Select gRNA sequences with the best theoretical quality
HIV-1 Quasi-Conservative gRNAs(Useful) | ||||
---|---|---|---|---|
Sequence | Rating(Zhang) | Rank(Church) | Free Energy(Approx.) | |
GTGTGGAAAATCTCTAGCAGTGG | 71 | - | -1.4 | HIV1_REF_2010 |
TCTAGCAGTGGCGCCCGAACAGG | 97 | - | -1.3 |
In this step, we used the tools from Feng Zhang and George Church to analyze off-target activity.
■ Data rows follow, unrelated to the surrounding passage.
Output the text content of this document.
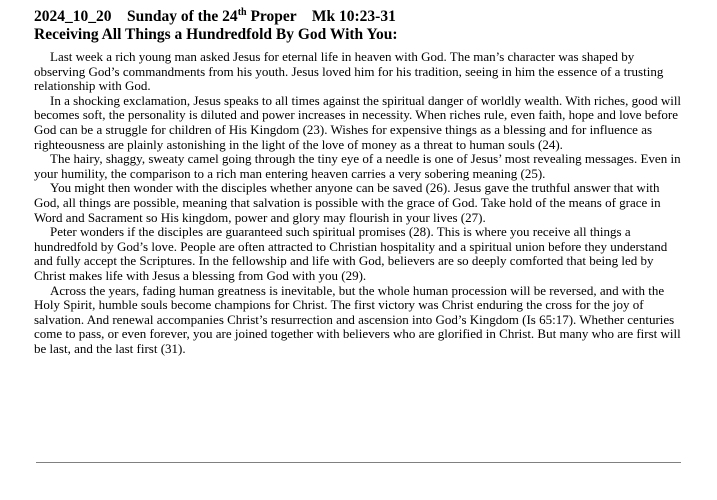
2024_10_20 Sunday of the 24th Proper Mk 10:23-31
Receiving All Things a Hundredfold By God With You:

Last week a rich young man asked Jesus for eternal life in heaven with God. The man’s character was shaped by observing God’s commandments from his youth. Jesus loved him for his tradition, seeing in him the essence of a trusting relationship with God.

In a shocking exclamation, Jesus speaks to all times against the spiritual danger of worldly wealth. With riches, good will becomes soft, the personality is diluted and power increases in necessity. When riches rule, even faith, hope and love before God can be a struggle for children of His Kingdom (23). Wishes for expensive things as a blessing and for influence as righteousness are plainly astonishing in the light of the love of money as a threat to human souls (24).

The hairy, shaggy, sweaty camel going through the tiny eye of a needle is one of Jesus’ most revealing messages. Even in your humility, the comparison to a rich man entering heaven carries a very sobering meaning (25).

You might then wonder with the disciples whether anyone can be saved (26). Jesus gave the truthful answer that with God, all things are possible, meaning that salvation is possible with the grace of God. Take hold of the means of grace in Word and Sacrament so His kingdom, power and glory may flourish in your lives (27).

Peter wonders if the disciples are guaranteed such spiritual promises (28). This is where you receive all things a hundredfold by God’s love. People are often attracted to Christian hospitality and a spiritual union before they understand and fully accept the Scriptures. In the fellowship and life with God, believers are so deeply comforted that being led by Christ makes life with Jesus a blessing from God with you (29).

Across the years, fading human greatness is inevitable, but the whole human procession will be reversed, and with the Holy Spirit, humble souls become champions for Christ. The first victory was Christ enduring the cross for the joy of salvation. And renewal accompanies Christ’s resurrection and ascension into God’s Kingdom (Is 65:17). Whether centuries come to pass, or even forever, you are joined together with believers who are glorified in Christ. But many who are first will be last, and the last first (31).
Still, we did BLAST ourselves to verify the results.
We have selected gRNA sequences with the best theoretical quality using the experimental formula by Feng Zhang: $$\prod_{e\in{\mathcal{M}}}\left(1-\space W[e]\right)\times\frac{1}{\left(\frac{(19\space-\space\bar{d})}{19}\times 4\space+\space 1\right)}\times\frac{1}{n^2_{mm}} \\ M=[0,0,0.014,0,0,0.395,0.317,0,0.389,0.079,0.445,\\ 0.508,0.613,0.851,0.732,0.828,0.615,0.804,0.685,0.583]$$
Reference
- Hsu, P. D., Scott, D. A., Weinstein, J. A., Ran, F. A., Konermann, S., Agarwala, V., ... & Zhang, F. (2013). DNA targeting specificity of RNA-guided Cas9 nucleases. Nature biotechnology, 31(9), 827-832.
- Mali, P., Yang, L., Esvelt, K. M., Aach, J., Guell, M., DiCarlo, J. E., ... & Church, G. M. (2013). RNA-guided human genome engineering via Cas9. Science, 339(6121), 823-826.